SAMARA: Evgeny, 27, grew up in a small town outside of Samara and worked as an economist for two years, ”making good money.” But he gave up the job to open Long Live clothing store 14 months ago. The store gives more space – about 80 percent – to unknown Russian and Ukrainian designers compared to well-known brands.
”To do what you love is the most important thing,” Evgeny said about his decision to leave his office job. He said he wants to offer clothing that is ”unique, that doesn’t have serial production.” As for promoting Ukrainian designers alongside Russian, he said ”political games shouldn’t concern simple people.”
SAMARA: It was a pretty amazing site....the sun was covering the Frozen Volga with a bright light on a late morning... when in the distance, a darkish figure was moving quickly across the white mass. It was someone riding a bike across the frozen river. I ran back toward the stairs leading to the Volga to catch Alexander getting off his bike. He said he lives on the other side of the Volga and crosses 5 times a week to clean snow off roofs. Alexander said he was on his way to work. I asked if it were difficult to bike across the ice. He answered that it was easy as he has been doing it for so long.
SAMARA: Kostya has been working for one of the world’s largest oil producers for the past decade, but, despite the good benefits, he said he had been itching to do something on his own. A few years ago, he said he watched a video about opening a barbershop while drinking wine that really made him think…and act.
SAMARA: Dmitry and Sveta were walking along the frozen Volga River on Woman’s Day, far from the rest of the holiday goers that were enjoying the beautiful sunset. Dmitry, who works for a local power company, said he met Sveta at a New Year’s eve costume party in the Samara suburbs to ring in 2014. He was dressed as a martian and she was dressed as a robot…
SAMARA: This couple was returning home on Woman's Day from their walk across the frozen Volga with their 8 month-old dog. They said it only took about 15-20 minutes to make the cross, which others complete via a boat ride across the ice. They said their daughter has been living in Los Angeles for the last three years with her Russian husband, having opened a music retail store.

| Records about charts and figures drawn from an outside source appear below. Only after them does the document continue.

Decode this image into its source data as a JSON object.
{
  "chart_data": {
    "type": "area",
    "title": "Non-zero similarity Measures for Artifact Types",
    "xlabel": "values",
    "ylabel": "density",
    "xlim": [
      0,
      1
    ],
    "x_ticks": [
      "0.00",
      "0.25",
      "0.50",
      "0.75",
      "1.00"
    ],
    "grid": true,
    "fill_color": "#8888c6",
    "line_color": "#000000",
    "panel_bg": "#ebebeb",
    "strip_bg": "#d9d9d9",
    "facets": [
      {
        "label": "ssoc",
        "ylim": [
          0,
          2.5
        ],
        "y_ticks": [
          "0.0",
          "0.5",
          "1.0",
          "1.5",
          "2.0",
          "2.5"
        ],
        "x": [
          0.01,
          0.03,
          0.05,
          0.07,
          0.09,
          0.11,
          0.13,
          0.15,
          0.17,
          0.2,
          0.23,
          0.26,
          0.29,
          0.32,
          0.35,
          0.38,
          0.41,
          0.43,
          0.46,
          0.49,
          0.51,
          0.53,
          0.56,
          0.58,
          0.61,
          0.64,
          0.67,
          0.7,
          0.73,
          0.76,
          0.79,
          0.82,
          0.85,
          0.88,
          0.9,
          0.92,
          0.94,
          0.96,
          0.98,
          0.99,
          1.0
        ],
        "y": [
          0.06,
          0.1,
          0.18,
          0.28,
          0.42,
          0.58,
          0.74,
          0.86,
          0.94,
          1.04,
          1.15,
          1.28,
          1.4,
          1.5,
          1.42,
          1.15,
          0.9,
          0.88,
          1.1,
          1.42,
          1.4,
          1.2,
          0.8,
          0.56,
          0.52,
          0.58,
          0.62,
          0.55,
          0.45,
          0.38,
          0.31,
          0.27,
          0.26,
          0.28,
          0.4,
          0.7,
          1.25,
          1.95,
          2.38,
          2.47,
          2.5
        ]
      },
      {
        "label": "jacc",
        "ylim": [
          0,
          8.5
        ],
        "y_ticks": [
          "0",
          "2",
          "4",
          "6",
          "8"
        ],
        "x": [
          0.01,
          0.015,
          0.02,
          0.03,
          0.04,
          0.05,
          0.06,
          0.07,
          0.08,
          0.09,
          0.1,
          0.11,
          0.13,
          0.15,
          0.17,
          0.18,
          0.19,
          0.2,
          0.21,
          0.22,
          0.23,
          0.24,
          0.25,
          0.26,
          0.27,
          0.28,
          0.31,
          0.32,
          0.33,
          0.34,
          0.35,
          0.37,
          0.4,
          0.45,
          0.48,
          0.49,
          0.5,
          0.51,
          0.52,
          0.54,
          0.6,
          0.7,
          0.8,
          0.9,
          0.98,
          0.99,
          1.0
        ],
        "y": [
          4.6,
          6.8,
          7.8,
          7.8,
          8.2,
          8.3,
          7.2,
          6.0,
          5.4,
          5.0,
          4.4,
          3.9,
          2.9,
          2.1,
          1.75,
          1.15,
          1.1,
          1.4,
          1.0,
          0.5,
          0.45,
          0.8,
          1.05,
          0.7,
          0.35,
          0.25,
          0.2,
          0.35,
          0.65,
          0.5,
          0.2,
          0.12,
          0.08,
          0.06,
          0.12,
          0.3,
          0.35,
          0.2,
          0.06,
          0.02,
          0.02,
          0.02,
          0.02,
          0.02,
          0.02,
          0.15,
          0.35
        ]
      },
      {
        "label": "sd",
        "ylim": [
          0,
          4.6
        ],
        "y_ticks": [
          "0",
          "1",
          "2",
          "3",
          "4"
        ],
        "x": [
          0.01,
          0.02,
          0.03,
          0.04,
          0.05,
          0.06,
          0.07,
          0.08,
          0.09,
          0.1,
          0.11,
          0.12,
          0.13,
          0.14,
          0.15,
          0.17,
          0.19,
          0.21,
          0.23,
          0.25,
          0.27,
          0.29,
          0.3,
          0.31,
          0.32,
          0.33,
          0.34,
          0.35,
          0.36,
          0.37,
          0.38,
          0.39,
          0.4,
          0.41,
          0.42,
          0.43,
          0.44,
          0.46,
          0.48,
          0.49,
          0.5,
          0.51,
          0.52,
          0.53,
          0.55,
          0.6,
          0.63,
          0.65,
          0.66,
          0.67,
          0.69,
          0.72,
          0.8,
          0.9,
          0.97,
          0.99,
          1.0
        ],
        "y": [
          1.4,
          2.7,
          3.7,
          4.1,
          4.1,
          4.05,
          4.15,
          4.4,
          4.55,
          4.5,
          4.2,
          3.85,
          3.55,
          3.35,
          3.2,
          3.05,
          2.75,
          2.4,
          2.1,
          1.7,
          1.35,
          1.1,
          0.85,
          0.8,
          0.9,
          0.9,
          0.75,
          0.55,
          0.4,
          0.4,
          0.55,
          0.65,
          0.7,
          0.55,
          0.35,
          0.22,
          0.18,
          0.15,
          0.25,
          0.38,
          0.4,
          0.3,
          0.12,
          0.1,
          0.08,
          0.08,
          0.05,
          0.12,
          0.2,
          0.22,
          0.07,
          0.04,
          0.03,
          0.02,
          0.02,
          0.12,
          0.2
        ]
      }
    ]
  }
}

Ksenia and Danil, 14, were walking along the frozen Volga in Samara around sunset time on Woman's Day. Danil had given her five tulips, red and yellow, but Ksenia left them at a cafe fearing they would freeze if she took them on their Volga River walk. Both teenagers study English 6 times a week at an advanced high school and both have studied English abroad, Ksenia having spent 3 weeks in upstate New York. Danil would like to be a chemist while Ksenia said she would like to become an engineer. When I asked them what is lacking in Samara, they were quick to answer: ''We want a Starbucks in the middle of the city,'' said Danil. ''It is the best coffee in the world,'' chimed in Ksenia. Starbucks is in fact opening at the moment their first store in Samara, but it is located at the airport, a good 30 minutes from the center of town.
Elena and Mikhail, who will celebrate their 45th anniversary this year, were walking along the Volga riverside in Samara on a sunny Woman's Day. Elena said she was a professor at the local medical university, teaching latin, and wanted to converse in English. She said she has been working at the university for 40 years. Both her children studied at the university and now her granddaughter studies there. ''I recommended to my family to study there,'' she said. Her daughter is a nurse, her son works for a pharmaceutical company and her granddaughter is studying to become a pediatrician, she said. Elena said her and her husband continue to work despite reaching retirement age in order to stay active.
MOSCOW: Liza, 21, was walking down Old Arbat street in Moscow with a bouquet of flowers ahead of Woman's Day celebration. A Chelyabinsk native who studies law in Moscow, Liza said she was given the flowers by a fellow classmate and was surprised by his gift. I asked how she plans to celebrate the March 8 holiday. "I have no idea how, but with my friends for sure.''
MOSCOW: Aigul was waiting outside a Moscow metro, holding flowers given to her by a friend in celebration of Woman's Day. Half Russian and half Kazakh, Aigul said she was a former accountant at one of the Big Four and now works as a financial sales analyst for a food company. Aigul said she likes making food herself, particularly desserts and just started promoting her goods via social networks. ''It is my dream to have such a business....and I want a small, cute cafe. Now, I am just taking my first steps'' in this direction.
MOSCOW: Svetlana was walking down Arbat dressed in black and carrying a single red rose. She said she was a poet and had just finished a 3-hour walk with a friend, who had given her the rose ahead of the official celebration of Woman's Day. Svetlana said she now writes poems about Moscow and started to mention various poets she admired, none of whom I recognized. She then asked if she could recite for me a French poem. When I said I didn't know French, she said she would recite the Russian version of it. It may have been 8 or 10 lines long and it was about nature and waterfalls. I asked if she spends a lot of her time reading poetry. "Poetry isn't meant to be read, it is meant to be listened to," she said and then hurried off to meet someone.